Abstract

Vehicle routing in urban areas or in-house tour planning is characterized by the fact that tours have to service orders in areas with limited road or aisle access. During last mile delivery, courier service providers often face the situation that subsets of customers in urban areas are located along a single street that can be accessed from only one or two directions. This also applies to warehouses, where, due to the given grid layout, pickers locate products on shelves only in specific areas positioned along an aisle between two neighboring cross aisles. By being confronted with a substantial time and/or cost pressure, those tour planning applications have to deal with the trade-off between service orientation and cost minimization.

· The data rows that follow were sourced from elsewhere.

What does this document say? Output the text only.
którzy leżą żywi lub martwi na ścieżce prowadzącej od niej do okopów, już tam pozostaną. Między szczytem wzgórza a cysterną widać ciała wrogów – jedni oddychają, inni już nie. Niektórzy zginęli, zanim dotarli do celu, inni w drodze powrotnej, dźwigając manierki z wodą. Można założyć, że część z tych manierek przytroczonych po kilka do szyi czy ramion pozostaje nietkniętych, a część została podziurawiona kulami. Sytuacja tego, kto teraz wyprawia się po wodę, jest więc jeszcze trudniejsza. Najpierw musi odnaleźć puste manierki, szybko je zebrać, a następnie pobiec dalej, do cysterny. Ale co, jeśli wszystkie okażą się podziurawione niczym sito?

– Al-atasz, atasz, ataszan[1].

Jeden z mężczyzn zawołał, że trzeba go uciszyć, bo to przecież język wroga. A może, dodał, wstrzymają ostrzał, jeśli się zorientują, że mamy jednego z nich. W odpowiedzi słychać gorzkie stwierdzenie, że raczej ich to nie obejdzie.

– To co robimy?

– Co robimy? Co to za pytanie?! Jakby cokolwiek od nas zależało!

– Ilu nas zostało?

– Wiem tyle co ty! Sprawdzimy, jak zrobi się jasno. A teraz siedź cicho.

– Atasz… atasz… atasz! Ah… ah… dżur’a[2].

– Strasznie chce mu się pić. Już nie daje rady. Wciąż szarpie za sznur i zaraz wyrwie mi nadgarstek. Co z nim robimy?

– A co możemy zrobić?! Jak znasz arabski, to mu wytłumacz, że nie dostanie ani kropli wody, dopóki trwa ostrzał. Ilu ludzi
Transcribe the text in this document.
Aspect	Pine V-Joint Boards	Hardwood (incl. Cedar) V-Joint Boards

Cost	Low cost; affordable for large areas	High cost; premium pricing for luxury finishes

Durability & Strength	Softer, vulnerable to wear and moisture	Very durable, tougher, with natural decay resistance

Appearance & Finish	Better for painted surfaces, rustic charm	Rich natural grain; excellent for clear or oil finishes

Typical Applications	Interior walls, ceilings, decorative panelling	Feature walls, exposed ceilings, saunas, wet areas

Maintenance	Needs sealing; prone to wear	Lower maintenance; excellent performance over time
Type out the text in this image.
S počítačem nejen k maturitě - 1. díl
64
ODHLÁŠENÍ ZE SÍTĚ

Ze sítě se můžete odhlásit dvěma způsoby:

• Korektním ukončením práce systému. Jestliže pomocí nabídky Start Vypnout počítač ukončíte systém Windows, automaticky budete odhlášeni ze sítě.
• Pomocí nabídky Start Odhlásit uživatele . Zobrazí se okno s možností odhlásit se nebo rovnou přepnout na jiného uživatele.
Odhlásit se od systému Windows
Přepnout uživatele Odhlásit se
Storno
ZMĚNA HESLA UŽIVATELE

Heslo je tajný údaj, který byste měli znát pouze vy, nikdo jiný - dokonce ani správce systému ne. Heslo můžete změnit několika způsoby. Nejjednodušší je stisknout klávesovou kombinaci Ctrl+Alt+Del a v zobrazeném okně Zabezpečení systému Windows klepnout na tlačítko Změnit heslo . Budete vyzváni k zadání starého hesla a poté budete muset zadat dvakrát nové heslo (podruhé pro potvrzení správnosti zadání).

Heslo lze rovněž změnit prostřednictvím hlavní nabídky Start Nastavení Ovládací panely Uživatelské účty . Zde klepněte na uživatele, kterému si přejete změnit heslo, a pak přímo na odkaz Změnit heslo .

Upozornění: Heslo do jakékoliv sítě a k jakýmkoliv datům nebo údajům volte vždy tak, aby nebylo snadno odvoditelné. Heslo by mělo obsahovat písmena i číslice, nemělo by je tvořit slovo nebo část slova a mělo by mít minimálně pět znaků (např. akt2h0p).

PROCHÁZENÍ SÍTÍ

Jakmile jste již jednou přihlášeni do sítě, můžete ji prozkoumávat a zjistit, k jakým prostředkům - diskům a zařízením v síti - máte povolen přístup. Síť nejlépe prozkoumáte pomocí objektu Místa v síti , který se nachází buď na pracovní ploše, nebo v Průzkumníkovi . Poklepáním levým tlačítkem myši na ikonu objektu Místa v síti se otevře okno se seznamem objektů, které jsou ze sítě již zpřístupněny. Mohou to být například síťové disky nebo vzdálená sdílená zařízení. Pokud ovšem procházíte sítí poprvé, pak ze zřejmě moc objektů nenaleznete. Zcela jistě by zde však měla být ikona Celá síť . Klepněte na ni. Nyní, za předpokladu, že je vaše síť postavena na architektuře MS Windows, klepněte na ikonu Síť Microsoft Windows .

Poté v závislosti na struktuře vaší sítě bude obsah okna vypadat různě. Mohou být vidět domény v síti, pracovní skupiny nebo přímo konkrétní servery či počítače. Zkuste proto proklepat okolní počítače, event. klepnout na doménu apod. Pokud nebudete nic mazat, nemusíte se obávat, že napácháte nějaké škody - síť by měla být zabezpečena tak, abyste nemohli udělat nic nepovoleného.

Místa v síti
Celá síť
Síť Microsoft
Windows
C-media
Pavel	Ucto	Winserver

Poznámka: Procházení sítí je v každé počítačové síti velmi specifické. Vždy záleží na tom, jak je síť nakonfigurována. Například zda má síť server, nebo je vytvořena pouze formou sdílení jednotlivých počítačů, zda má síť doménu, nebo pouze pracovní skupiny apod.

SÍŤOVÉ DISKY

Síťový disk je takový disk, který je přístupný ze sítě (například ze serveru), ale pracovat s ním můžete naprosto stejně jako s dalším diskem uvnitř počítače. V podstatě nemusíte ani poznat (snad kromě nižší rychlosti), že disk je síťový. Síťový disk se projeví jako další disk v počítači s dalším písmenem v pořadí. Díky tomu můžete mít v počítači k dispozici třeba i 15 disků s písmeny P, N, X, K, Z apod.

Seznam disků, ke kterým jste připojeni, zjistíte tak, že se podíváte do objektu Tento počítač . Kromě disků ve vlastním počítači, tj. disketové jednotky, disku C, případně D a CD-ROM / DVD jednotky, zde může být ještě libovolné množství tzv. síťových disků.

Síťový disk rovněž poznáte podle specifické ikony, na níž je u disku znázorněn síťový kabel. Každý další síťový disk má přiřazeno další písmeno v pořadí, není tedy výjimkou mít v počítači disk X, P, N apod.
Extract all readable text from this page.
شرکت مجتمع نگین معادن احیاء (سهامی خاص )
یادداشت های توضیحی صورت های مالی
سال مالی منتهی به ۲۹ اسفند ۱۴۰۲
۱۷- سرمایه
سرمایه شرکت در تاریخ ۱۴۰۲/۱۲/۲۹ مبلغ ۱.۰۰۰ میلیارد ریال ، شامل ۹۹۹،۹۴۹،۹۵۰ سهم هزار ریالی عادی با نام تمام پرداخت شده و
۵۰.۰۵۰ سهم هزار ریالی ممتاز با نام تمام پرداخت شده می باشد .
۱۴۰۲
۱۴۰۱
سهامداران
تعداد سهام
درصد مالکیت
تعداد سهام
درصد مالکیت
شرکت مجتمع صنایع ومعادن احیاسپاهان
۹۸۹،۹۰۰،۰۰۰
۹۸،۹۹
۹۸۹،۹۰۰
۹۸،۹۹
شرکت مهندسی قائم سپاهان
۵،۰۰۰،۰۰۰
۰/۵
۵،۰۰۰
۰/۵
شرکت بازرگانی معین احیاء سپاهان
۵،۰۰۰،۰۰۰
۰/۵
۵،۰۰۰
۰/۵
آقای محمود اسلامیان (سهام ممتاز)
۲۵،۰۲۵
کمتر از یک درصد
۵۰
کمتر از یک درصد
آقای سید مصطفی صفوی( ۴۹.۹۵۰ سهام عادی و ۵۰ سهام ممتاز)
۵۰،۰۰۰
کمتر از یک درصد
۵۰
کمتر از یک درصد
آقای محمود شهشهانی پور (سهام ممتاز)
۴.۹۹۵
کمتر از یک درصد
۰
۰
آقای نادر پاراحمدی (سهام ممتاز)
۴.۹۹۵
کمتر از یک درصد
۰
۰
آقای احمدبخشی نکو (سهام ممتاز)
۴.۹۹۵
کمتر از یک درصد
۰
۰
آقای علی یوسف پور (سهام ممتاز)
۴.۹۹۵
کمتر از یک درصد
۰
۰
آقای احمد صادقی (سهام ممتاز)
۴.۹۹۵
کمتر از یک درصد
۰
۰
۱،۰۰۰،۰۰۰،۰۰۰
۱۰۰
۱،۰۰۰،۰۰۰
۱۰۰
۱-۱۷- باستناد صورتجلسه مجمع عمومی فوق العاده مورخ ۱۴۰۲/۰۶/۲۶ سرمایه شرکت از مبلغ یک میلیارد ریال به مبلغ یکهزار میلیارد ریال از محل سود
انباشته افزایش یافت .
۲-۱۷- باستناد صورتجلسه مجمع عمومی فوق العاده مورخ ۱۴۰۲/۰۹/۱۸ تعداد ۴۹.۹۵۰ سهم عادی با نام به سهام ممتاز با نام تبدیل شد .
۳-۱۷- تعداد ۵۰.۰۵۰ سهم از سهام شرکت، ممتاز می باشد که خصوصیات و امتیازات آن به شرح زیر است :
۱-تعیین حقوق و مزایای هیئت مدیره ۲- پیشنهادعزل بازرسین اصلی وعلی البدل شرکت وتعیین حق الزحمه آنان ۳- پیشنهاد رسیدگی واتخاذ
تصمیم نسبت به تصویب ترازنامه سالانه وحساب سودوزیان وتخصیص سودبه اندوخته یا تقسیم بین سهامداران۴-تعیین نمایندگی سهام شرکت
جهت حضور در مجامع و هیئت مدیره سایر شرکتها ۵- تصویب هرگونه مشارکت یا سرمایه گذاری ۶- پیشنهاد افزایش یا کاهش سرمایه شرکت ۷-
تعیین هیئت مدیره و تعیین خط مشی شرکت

In order to cover many of those applications, this study proposes a general model that integrates the definition of customizable service areas with limited access and soft due dates of urgent orders, whereas the objective function can be defined in a versatile way covering to choose between a single objective, a hierarchical, and a bi-criteria objective system. The model is dubbed the Vehicle Routing Problem of Service Areas (VRPSA). A comprehensive complexity analysis of the VRPSA for different objective systems shows that a pure travel cost minimization variant can be solved to optimality in polynomial time, whereas the bi-criteria variant simultaneously pursuing travel cost and tardiness cost minimization is proven to be intractable. In order to generate tour plans, a customizable best-first branch-and-bound algorithm is developed and assessed through a computational study.